Figure 1. The CIIProfiler tool will remove insignificant assays by allowing the user to adjust the minimum number of actives required per assay; this creates a less biased, optimized biological profile.

II. CIIP Predictor


After creating a biological profile for the training set compounds, use CIIP Predictor to calculate the Weighted Estimated Biological Similarity (WEBS) between the compounds in the test set and the compounds in the training set. The WEBS tool calculates two values for each compound pair, the biological similarity and its respective confidence score. The biological similarity is a value between 0 and 1, and represents an estimate of the similarity of two compounds based upon their respective in vitro responses. Two compounds with a similarity score of 1.0 would be considered identical, and two compounds with a similarity score of 0.0 would be considered totally dissimilar. Each biological similarity value is assigned a confidence score estimating the reliability of the calculated biological similarity to account for missing data. A higher confidence score indicates a more reliable biological similarity value.

The output files for both biological similarity and confidence scores are matrices, in which rows represent compounds in the test set and columns are compounds in the training set. Cell ai,j in the biological similarity matrix contains the similarity score of the two compounds in the i-th row and in the j-th column. The same cell in the confidence scores matrix will contain the reliability (i.e. confidence score) of the biological similarity calculated for those two compounds.

Based on the generated biological similarity and confidence scores calculated by the WEBS tool, the biological nearest neighbors can be calculated by using suitable parameter cutoffs for both the biological similarity and the confidence scores. The biological similarity cutoff is the minimum biological similarity score for a compound to be considered as a nearest neighbor to the target compound. Before running CIIP Predictor, set this value to a floating point number between 0.0 and 1.0. The default value is 0.5. Then, enter a confidence score cutoff. This cutoff is the percentage of assays in the biological profile that both compounds need to have responses in for a biological similarity calculation to be meaningful. The CIIP Predictor performs best on most datasets with a confidence value of 0%, however, you can adjust this value as needed for specific datasets.

Lastly, select the number of biological nearest neighbors to be used for predictions. This is a number from 1 to 5. The activities of each test compound's biological nearest neighbors' will be averaged together to predict the target compound's activity. Compounds that do not have enough biological nearest neighbors to make a prediction will be labelled as 'N/A'.

Once you have set all the input parameters, click "Predict". CIIP Predictor will return a table listing the compounds in the test set, the compounds' in vivo activity, and the activity for each compound predicted by CIIP Predictor. The workflow of the CIIP Predictor is show Figure 2.

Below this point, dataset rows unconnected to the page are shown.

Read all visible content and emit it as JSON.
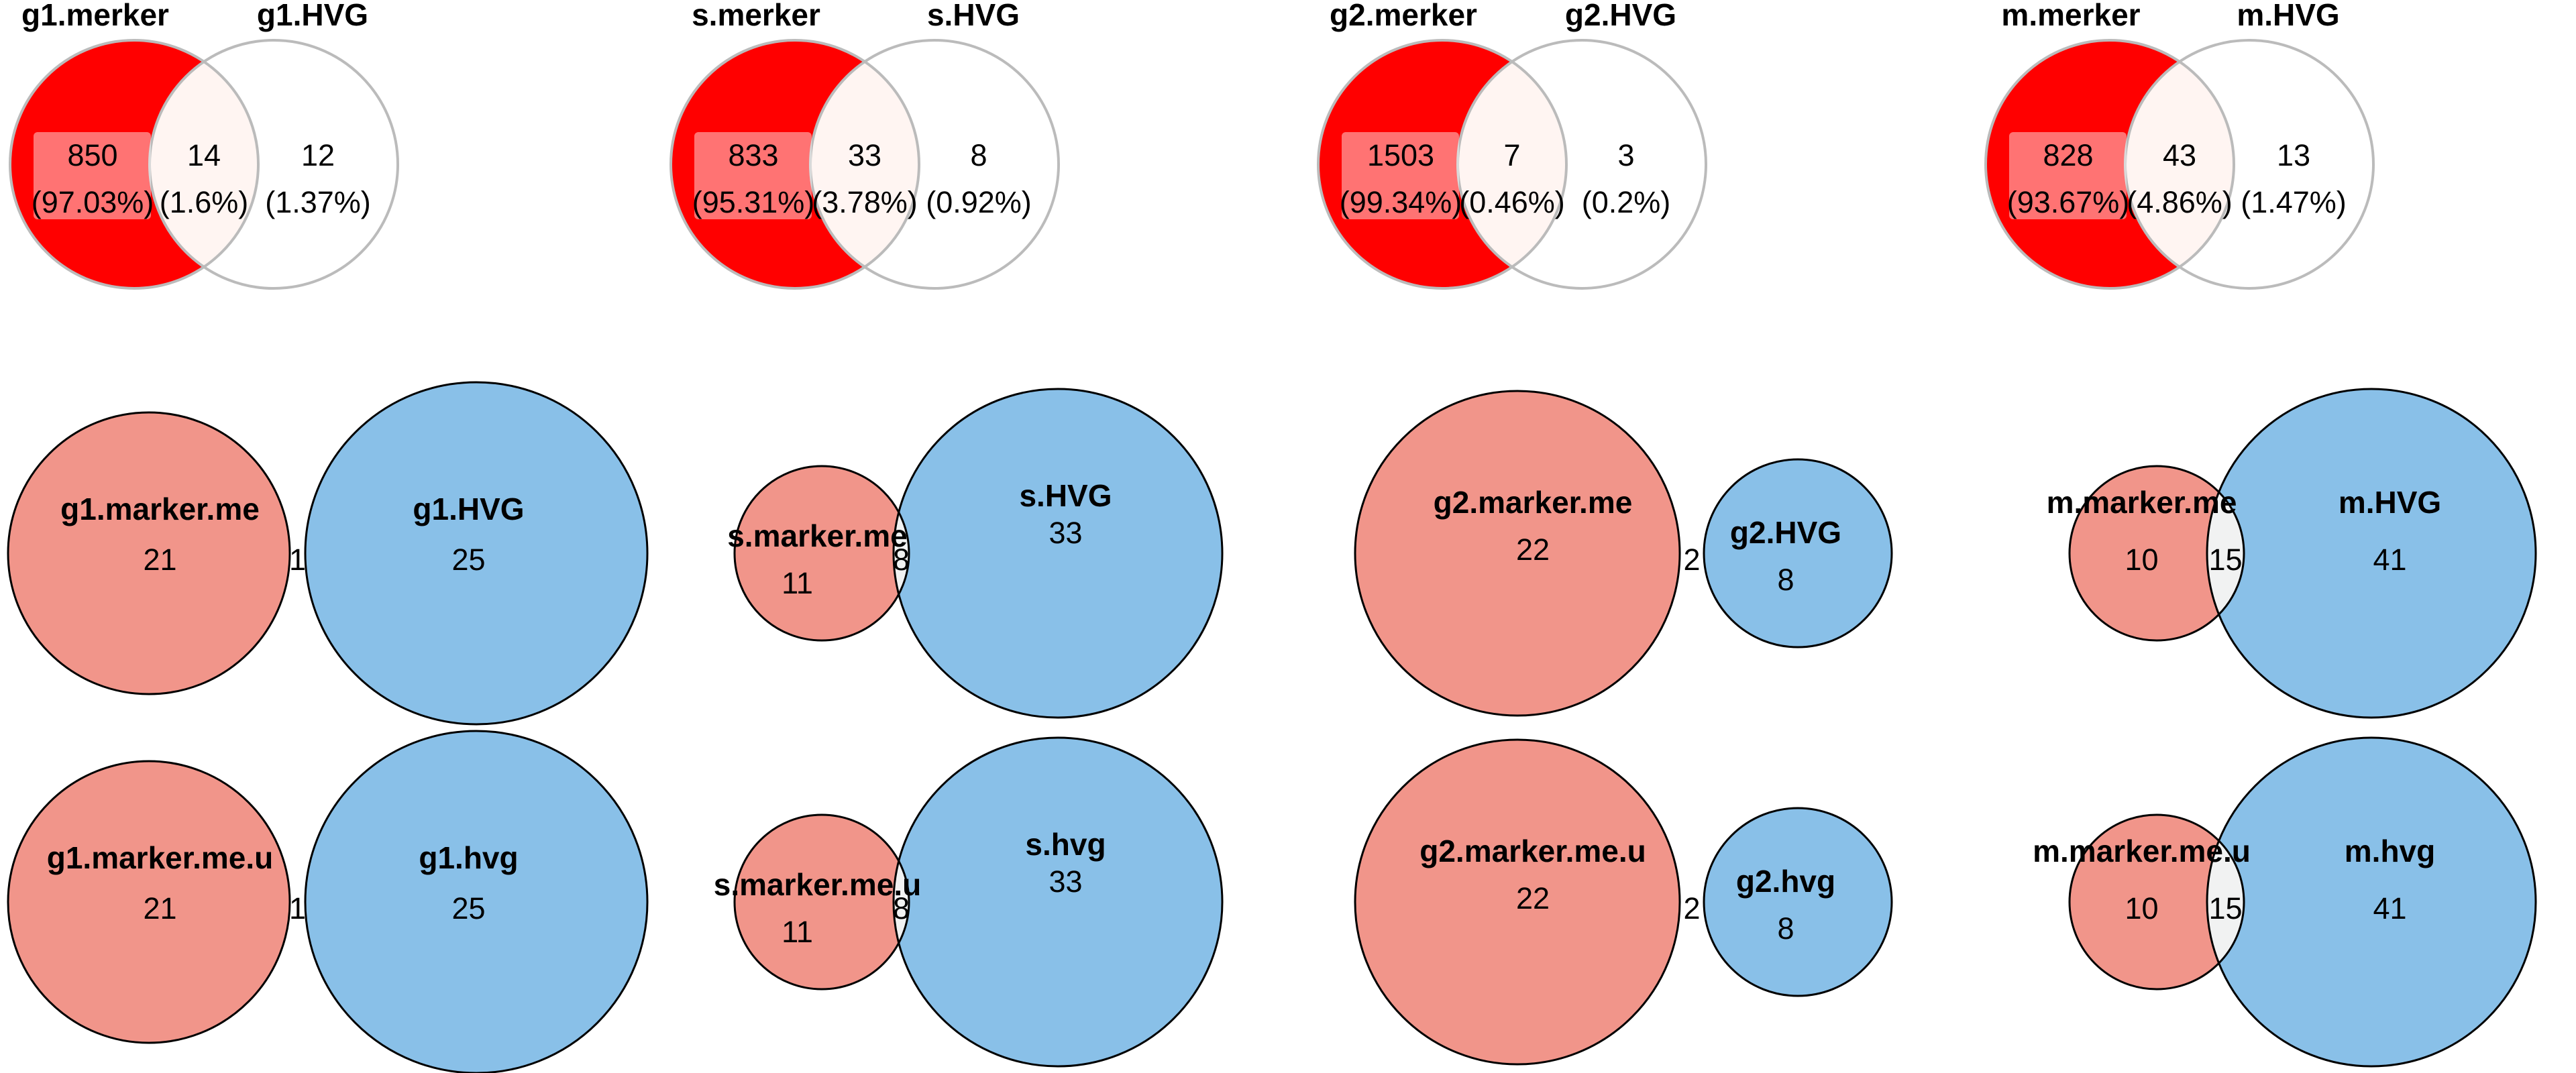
{
  "colors": {
    "red_fill": "#ff0000",
    "red_overlap": "#fff5f2",
    "pink": "#f1958a",
    "blue": "#89c0e8",
    "overlap": "#f1f2f2",
    "outline_light": "#bbbbbb",
    "outline_dark": "#000000"
  },
  "panels": [
    {
      "row": "proportional-percent",
      "columns": [
        {
          "left_label": "g1.merker",
          "right_label": "g1.HVG",
          "left_count": "850",
          "left_pct": "(97.03%)",
          "both_count": "14",
          "both_pct": "(1.6%)",
          "right_count": "12",
          "right_pct": "(1.37%)"
        },
        {
          "left_label": "s.merker",
          "right_label": "s.HVG",
          "left_count": "833",
          "left_pct": "(95.31%)",
          "both_count": "33",
          "both_pct": "(3.78%)",
          "right_count": "8",
          "right_pct": "(0.92%)"
        },
        {
          "left_label": "g2.merker",
          "right_label": "g2.HVG",
          "left_count": "1503",
          "left_pct": "(99.34%)",
          "both_count": "7",
          "both_pct": "(0.46%)",
          "right_count": "3",
          "right_pct": "(0.2%)"
        },
        {
          "left_label": "m.merker",
          "right_label": "m.HVG",
          "left_count": "828",
          "left_pct": "(93.67%)",
          "both_count": "43",
          "both_pct": "(4.86%)",
          "right_count": "13",
          "right_pct": "(1.47%)"
        }
      ]
    },
    {
      "row": "area-proportional-me",
      "columns": [
        {
          "left_label": "g1.marker.me",
          "right_label": "g1.HVG",
          "left_only": "21",
          "both": "1",
          "right_only": "25"
        },
        {
          "left_label": "s.marker.me",
          "right_label": "s.HVG",
          "left_only": "11",
          "both": "8",
          "right_only": "33"
        },
        {
          "left_label": "g2.marker.me",
          "right_label": "g2.HVG",
          "left_only": "22",
          "both": "2",
          "right_only": "8"
        },
        {
          "left_label": "m.marker.me",
          "right_label": "m.HVG",
          "left_only": "10",
          "both": "15",
          "right_only": "41"
        }
      ]
    },
    {
      "row": "area-proportional-me-u",
      "columns": [
        {
          "left_label": "g1.marker.me.u",
          "right_label": "g1.hvg",
          "left_only": "21",
          "both": "1",
          "right_only": "25"
        },
        {
          "left_label": "s.marker.me.u",
          "right_label": "s.hvg",
          "left_only": "11",
          "both": "8",
          "right_only": "33"
        },
        {
          "left_label": "g2.marker.me.u",
          "right_label": "g2.hvg",
          "left_only": "22",
          "both": "2",
          "right_only": "8"
        },
        {
          "left_label": "m.marker.me.u",
          "right_label": "m.hvg",
          "left_only": "10",
          "both": "15",
          "right_only": "41"
        }
      ]
    }
  ]
}
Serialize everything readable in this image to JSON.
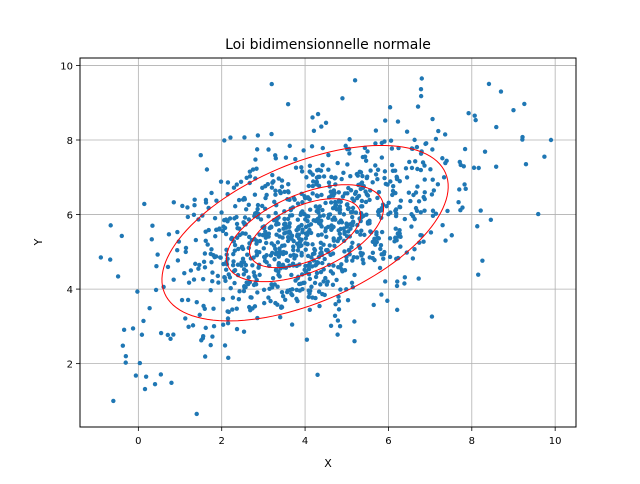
{
  "chart_data": {
    "type": "scatter",
    "title": "Loi bidimensionnelle normale",
    "xlabel": "X",
    "ylabel": "Y",
    "xlim": [
      -1.4,
      10.5
    ],
    "ylim": [
      0.3,
      10.2
    ],
    "xticks": [
      0,
      2,
      4,
      6,
      8,
      10
    ],
    "yticks": [
      2,
      4,
      6,
      8,
      10
    ],
    "grid": true,
    "legend": "none",
    "point_color": "#1f77b4",
    "ellipse_color": "#ff0000",
    "distribution": {
      "mean": [
        4.0,
        5.5
      ],
      "cov": [
        [
          3.2,
          1.2
        ],
        [
          1.2,
          1.8
        ]
      ],
      "n_points": 1000
    },
    "ellipses": [
      {
        "cx": 4.0,
        "cy": 5.5,
        "rx": 3.74,
        "ry": 1.83,
        "angle_deg": 27
      },
      {
        "cx": 4.0,
        "cy": 5.5,
        "rx": 2.05,
        "ry": 1.02,
        "angle_deg": 27
      },
      {
        "cx": 4.0,
        "cy": 5.5,
        "rx": 1.45,
        "ry": 0.73,
        "angle_deg": 27
      }
    ],
    "notable_points": [
      {
        "x": -0.9,
        "y": 4.85
      },
      {
        "x": -0.6,
        "y": 1.0
      },
      {
        "x": 1.4,
        "y": 0.65
      },
      {
        "x": 4.3,
        "y": 1.7
      },
      {
        "x": 9.9,
        "y": 8.0
      },
      {
        "x": 9.3,
        "y": 7.35
      },
      {
        "x": 6.8,
        "y": 9.65
      },
      {
        "x": 3.2,
        "y": 9.5
      },
      {
        "x": 5.2,
        "y": 9.6
      },
      {
        "x": 0.4,
        "y": 1.45
      },
      {
        "x": -0.3,
        "y": 2.2
      },
      {
        "x": 9.0,
        "y": 8.8
      },
      {
        "x": 8.7,
        "y": 9.3
      }
    ]
  }
}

To visualize the biological nearest neighbors and the chemical nearest neighbors (i.e. compounds in the training set structurally similar to the target compound in the test set) of the predicted compounds, click on the PubChem CID for any compound in the prediction table that has an activity prediction return. This opens up a new browser tab containing a similarity graph, a plot that shows biological nearest neighbors on the right and chemical nearest neighbors on the left of the target compounds' predicted activity. The y axis represents the similarity score for each compound, ranging from 0-1. Hovering over data points will display information for that compound. The vertical bar in the center is the prediction scores from the chemical nearest neihghbors (left half) and the biological nearest neighbors (right half). Chemical nearest neighbors are calculated by using MACCS keys as features and the Tanimoto coefficient as the similarity metric.




Figure 2. Under the CIIP Predictor tab, users can create bioloigcal similarities, confidence scores, and biological nearest neighbors. With activity data, users can generate in vitro - in vivo correlations generate predictions for compounds, and cross validate their model.